To create a solution for researchers to enable them to easily track their expenses against their budgets and proactively manage their awards (grants).

My Work:

  • Lead designer for the Awards Management page
  • Redefined the information architecture and minimized feature creep
  • Used improvised affinity diagramming and white boarding techniques with Product Managers to understand the domain, ensuring the business requirements were met
  • Worked closely with development team to check that the designs could be implemented using available technology


  • Product released in 2014
  • Decrease in user comprehension time


Award management is a tool mainly used by casual users such as professors and researchers. The old designs of the tool had two huge pivot tables with fourteen columns and rows broken into multiple sub categories. This amount of information was too overwhelming for the end users whose primary goal was to just ensure that their expenses were in accordance with their budget and funds allocated. The goal of this project was to minimize the clutter on the page and present the data to the users such that it would empower them to manage their awards.

The new solution provides the users a quick overview of how the funds have been distributed across different projects and how they have been utilized. I used the design metaphors such as bank account expenditures to make the UI more friendly for casual users. The information needed by users to help them decide if they need to see the details of a specific expenditure is surfaced at the top. Master detail interaction in the solution enables users to see award usage of one project in context of other projects and helps them decide if they want to move funds between projects.

Project Highlights:
Requirements gathering and objective definition

Used an improvised version of affinity diagramming and white boarding to help PMs articulate target users, requirements and use cases


Rapid Iterative Design
Designed high level concepts using metaphors to enable the PMs to understand the information hierarchy from user’s perspective and save the product from falling in to the feature creep trap. Negotiated and sold the idea of a minimalistic solution to the product team.

Rapid Iterative Design

Helped product managers communicate the more important use cases by involving them in my design iterations and having in depth discussion about addressing multiple scenarios.

Award Use Cases Walkthrough

Final Product:
The new design helps researchers get an overview of their awards and prioritize which award projects to look at without forcing them to analyze all the data available to them.

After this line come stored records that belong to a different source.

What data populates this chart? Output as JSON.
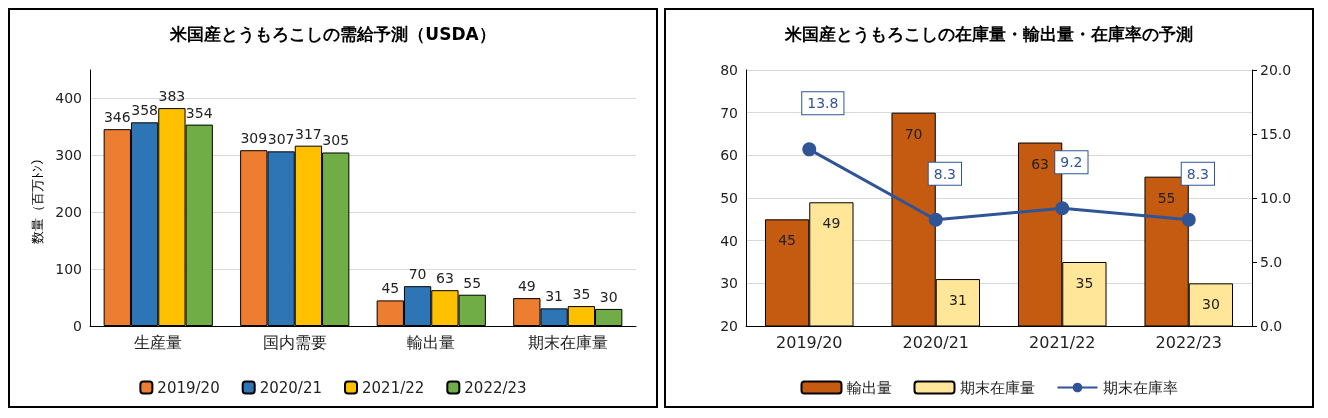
{
  "chart_data": [
    {
      "type": "bar",
      "title": "米国産とうもろこしの需給予測（USDA）",
      "ylabel": "数量（百万ﾄﾝ）",
      "categories": [
        "生産量",
        "国内需要",
        "輸出量",
        "期末在庫量"
      ],
      "series": [
        {
          "name": "2019/20",
          "color": "#ed7d31",
          "values": [
            346,
            309,
            45,
            49
          ]
        },
        {
          "name": "2020/21",
          "color": "#2e75b6",
          "values": [
            358,
            307,
            70,
            31
          ]
        },
        {
          "name": "2021/22",
          "color": "#ffc000",
          "values": [
            383,
            317,
            63,
            35
          ]
        },
        {
          "name": "2022/23",
          "color": "#70ad47",
          "values": [
            354,
            305,
            55,
            30
          ]
        }
      ],
      "ylim": [
        0,
        450
      ],
      "yticks": [
        0,
        100,
        200,
        300,
        400
      ],
      "grid": "y",
      "legend": "bottom",
      "data_labels": true
    },
    {
      "type": "bar",
      "title": "米国産とうもろこしの在庫量・輸出量・在庫率の予測",
      "categories": [
        "2019/20",
        "2020/21",
        "2021/22",
        "2022/23"
      ],
      "series": [
        {
          "name": "輸出量",
          "color": "#c55a11",
          "values": [
            45,
            70,
            63,
            55
          ]
        },
        {
          "name": "期末在庫量",
          "color": "#ffe699",
          "values": [
            49,
            31,
            35,
            30
          ]
        },
        {
          "name": "期末在庫率",
          "type": "line",
          "axis": "y2",
          "color": "#2f5597",
          "values": [
            13.8,
            8.3,
            9.2,
            8.3
          ]
        }
      ],
      "ylim": [
        20,
        80
      ],
      "yticks": [
        20,
        30,
        40,
        50,
        60,
        70,
        80
      ],
      "y2lim": [
        0,
        20
      ],
      "y2ticks": [
        {
          "value": 0,
          "label": "0.0"
        },
        {
          "value": 5,
          "label": "5.0"
        },
        {
          "value": 10,
          "label": "10.0"
        },
        {
          "value": 15,
          "label": "15.0"
        },
        {
          "value": 20,
          "label": "20.0"
        }
      ],
      "grid": "y",
      "legend": "bottom",
      "marker": "circle",
      "line_style": "solid",
      "data_labels": true
    }
  ]
}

The actions menu on the project cards enable them to take actions within context. While the awards pane acts a tool to browse through multiple awards, it can be collapsed if user wants to focus on a single award.

Final Award Management

Only the most important details are surfaced on the page to minimize the clutter. Data which users will seldom need has been hidden using show hide tables. Users can choose to view the entire data in a spreadsheet by clicking on the details icon.